What matters is not so much the natural form, it is how the product is typically consumed.

But of course I see your point that with home made meat-based patties, you are in control of how much salt you want to add, while with factory made patties, you have to take what you get, it's typically not possible to "take away" salt. Mind you, though, the latter argument holds for both plant-based and meat-based factory-made patties.

iinnPP 2 hours ago | parent [-]

Beyond sells a ground beef substitute which has about 3x as much sodium as lean ground beef.

kleiba an hour ago | parent [-]

Did you get the point about how you usually season meat (with salt) before you eat it? Beyond Beef has 230mg of sodium per 100g (according to their website), even a pinch of salt you add for seasoning easily contains 10x that amount.

Also, do you expect the vegan alternative to have exactly the same nutritional values as their meat counterparts?

Look, I don't even know why I'm defending Beyond here, I'm certainly not a fan (as a matter of fact, I don't like their beef patties).

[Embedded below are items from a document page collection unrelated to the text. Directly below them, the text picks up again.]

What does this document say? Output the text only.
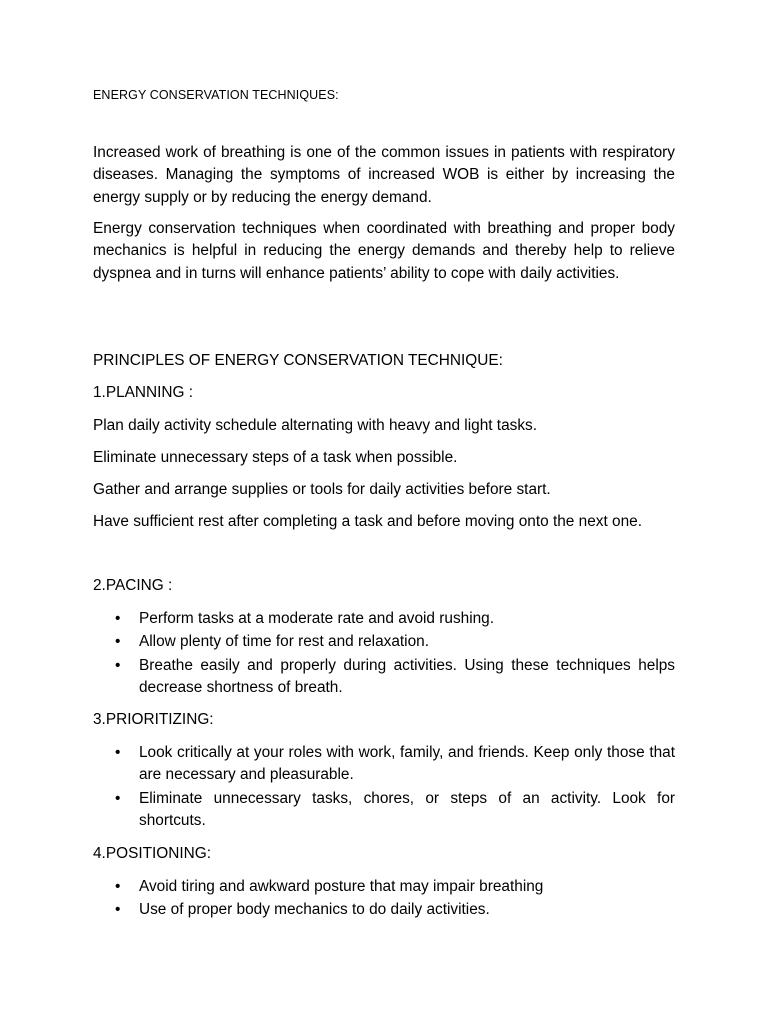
ENERGY CONSERVATION TECHNIQUES:

Increased work of breathing is one of the common issues in patients with respiratory diseases. Managing the symptoms of increased WOB is either by increasing the energy supply or by reducing the energy demand.

Energy conservation techniques when coordinated with breathing and proper body mechanics is helpful in reducing the energy demands and thereby help to relieve dyspnea and in turns will enhance patients’ ability to cope with daily activities.

PRINCIPLES OF ENERGY CONSERVATION TECHNIQUE:
1.PLANNING :
Plan daily activity schedule alternating with heavy and light tasks.
Eliminate unnecessary steps of a task when possible.
Gather and arrange supplies or tools for daily activities before start.
Have sufficient rest after completing a task and before moving onto the next one.
2.PACING :
• Perform tasks at a moderate rate and avoid rushing.
• Allow plenty of time for rest and relaxation.
• Breathe easily and properly during activities. Using these techniques helps decrease shortness of breath.
3.PRIORITIZING:
• Look critically at your roles with work, family, and friends. Keep only those that are necessary and pleasurable.
• Eliminate unnecessary tasks, chores, or steps of an activity. Look for shortcuts.
4.POSITIONING:
• Avoid tiring and awkward posture that may impair breathing
• Use of proper body mechanics to do daily activities.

But I think the arguments you've made are not entirely fair.

iinnPP 41 minutes ago | parent [-]

The sodium content is about 3x higher. It doesn't taste 3x higher.

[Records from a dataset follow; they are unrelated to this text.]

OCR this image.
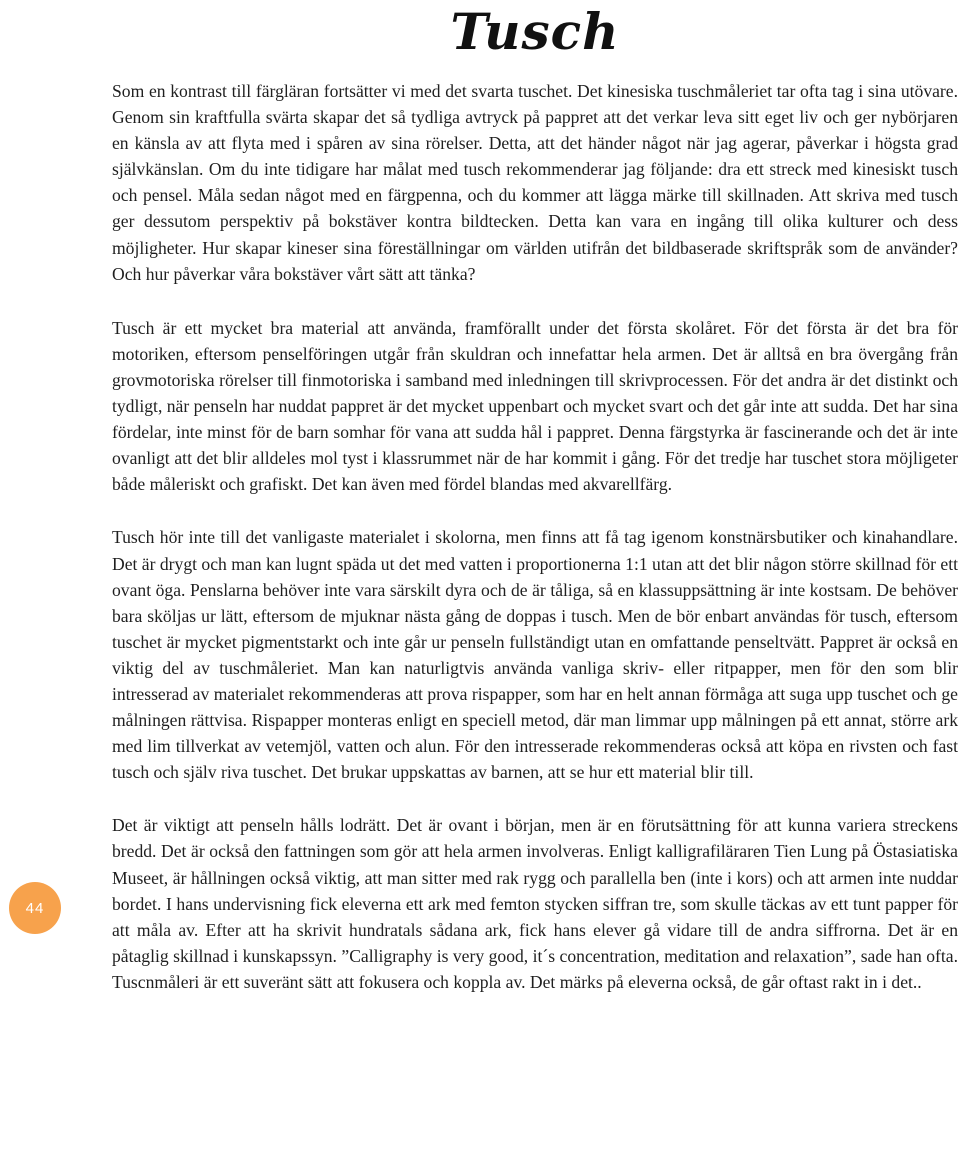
Tusch

Som en kontrast till färgläran fortsätter vi med det svarta tuschet. Det kinesiska tuschmåleriet tar ofta tag i sina utövare. Genom sin kraftfulla svärta skapar det så tydliga avtryck på pappret att det verkar leva sitt eget liv och ger nybörjaren en känsla av att flyta med i spåren av sina rörelser. Detta, att det händer något när jag agerar, påverkar i högsta grad självkänslan. Om du inte tidigare har målat med tusch rekommenderar jag följande: dra ett streck med kinesiskt tusch och pensel. Måla sedan något med en färgpenna, och du kommer att lägga märke till skillnaden. Att skriva med tusch ger dessutom perspektiv på bokstäver kontra bildtecken. Detta kan vara en ingång till olika kulturer och dess möjligheter. Hur skapar kineser sina föreställningar om världen utifrån det bildbaserade skriftspråk som de använder? Och hur påverkar våra bokstäver vårt sätt att tänka?

Tusch är ett mycket bra material att använda, framförallt under det första skolåret. För det första är det bra för motoriken, eftersom penselföringen utgår från skuldran och innefattar hela armen. Det är alltså en bra övergång från grovmotoriska rörelser till finmotoriska i samband med inledningen till skrivprocessen. För det andra är det distinkt och tydligt, när penseln har nuddat pappret är det mycket uppenbart och mycket svart och det går inte att sudda. Det har sina fördelar, inte minst för de barn somhar för vana att sudda hål i pappret. Denna färgstyrka är fascinerande och det är inte ovanligt att det blir alldeles mol tyst i klassrummet när de har kommit i gång. För det tredje har tuschet stora möjligeter både måleriskt och grafiskt. Det kan även med fördel blandas med akvarellfärg.

Tusch hör inte till det vanligaste materialet i skolorna, men finns att få tag igenom konstnärsbutiker och kinahandlare. Det är drygt och man kan lugnt späda ut det med vatten i proportionerna 1:1 utan att det blir någon större skillnad för ett ovant öga. Penslarna behöver inte vara särskilt dyra och de är tåliga, så en klassuppsättning är inte kostsam. De behöver bara sköljas ur lätt, eftersom de mjuknar nästa gång de doppas i tusch. Men de bör enbart användas för tusch, eftersom tuschet är mycket pigmentstarkt och inte går ur penseln fullständigt utan en omfattande penseltvätt. Pappret är också en viktig del av tuschmåleriet. Man kan naturligtvis använda vanliga skriv- eller ritpapper, men för den som blir intresserad av materialet rekommenderas att prova rispapper, som har en helt annan förmåga att suga upp tuschet och ge målningen rättvisa. Rispapper monteras enligt en speciell metod, där man limmar upp målningen på ett annat, större ark med lim tillverkat av vetemjöl, vatten och alun. För den intresserade rekommenderas också att köpa en rivsten och fast tusch och själv riva tuschet. Det brukar uppskattas av barnen, att se hur ett material blir till.

Det är viktigt att penseln hålls lodrätt. Det är ovant i början, men är en förutsättning för att kunna variera streckens bredd. Det är också den fattningen som gör att hela armen involveras. Enligt kalligrafiläraren Tien Lung på Östasiatiska Museet, är hållningen också viktig, att man sitter med rak rygg och parallella ben (inte i kors) och att armen inte nuddar bordet. I hans undervisning fick eleverna ett ark med femton stycken siffran tre, som skulle täckas av ett tunt papper för att måla av. Efter att ha skrivit hundratals sådana ark, fick hans elever gå vidare till de andra siffrorna. Det är en påtaglig skillnad i kunskapssyn. ”Calligraphy is very good, it´s concentration, meditation and relaxation”, sade han ofta. Tuscnmåleri är ett suveränt sätt att fokusera och koppla av. Det märks på eleverna också, de går oftast rakt in i det..

44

If you're salting your recipe with traditional ground beef, you're doing the same with Beyond. If not, same.

I do not expect or even encourage the content of any alternative to match the nutritional value of the real deal.

A typical pinch of salt is 300mg. Not 2300mg.

When the base product has 3x as much sodium, that is a problem. It doesn't need that much because as you stated, you can add salt during cooking. As a great example, let's take a use case for Beyond which is taco meat. I add taco seasoning (my own which is about 30% sodium compared to a traditional) and now the Beyond version is still roughly 250% the sodium content.

I can't remove the sodium they add. It's not a product I like or desire. It's more expensive. It's less healthy (note how often I mention reduced salt) for myself.

Also, I have been a strict vegan in life for about 5 years. I still didn't eat Beyond (aside from tasting it) during that period (it was available).

I'm not really trying to attack Beyond here, it's all personal preference at the end of the day. I make 95% of my food, from bread to tomato sauce to pickled peppers and hot sauce. When I am reaching for a vegan protein, I reach for lentils.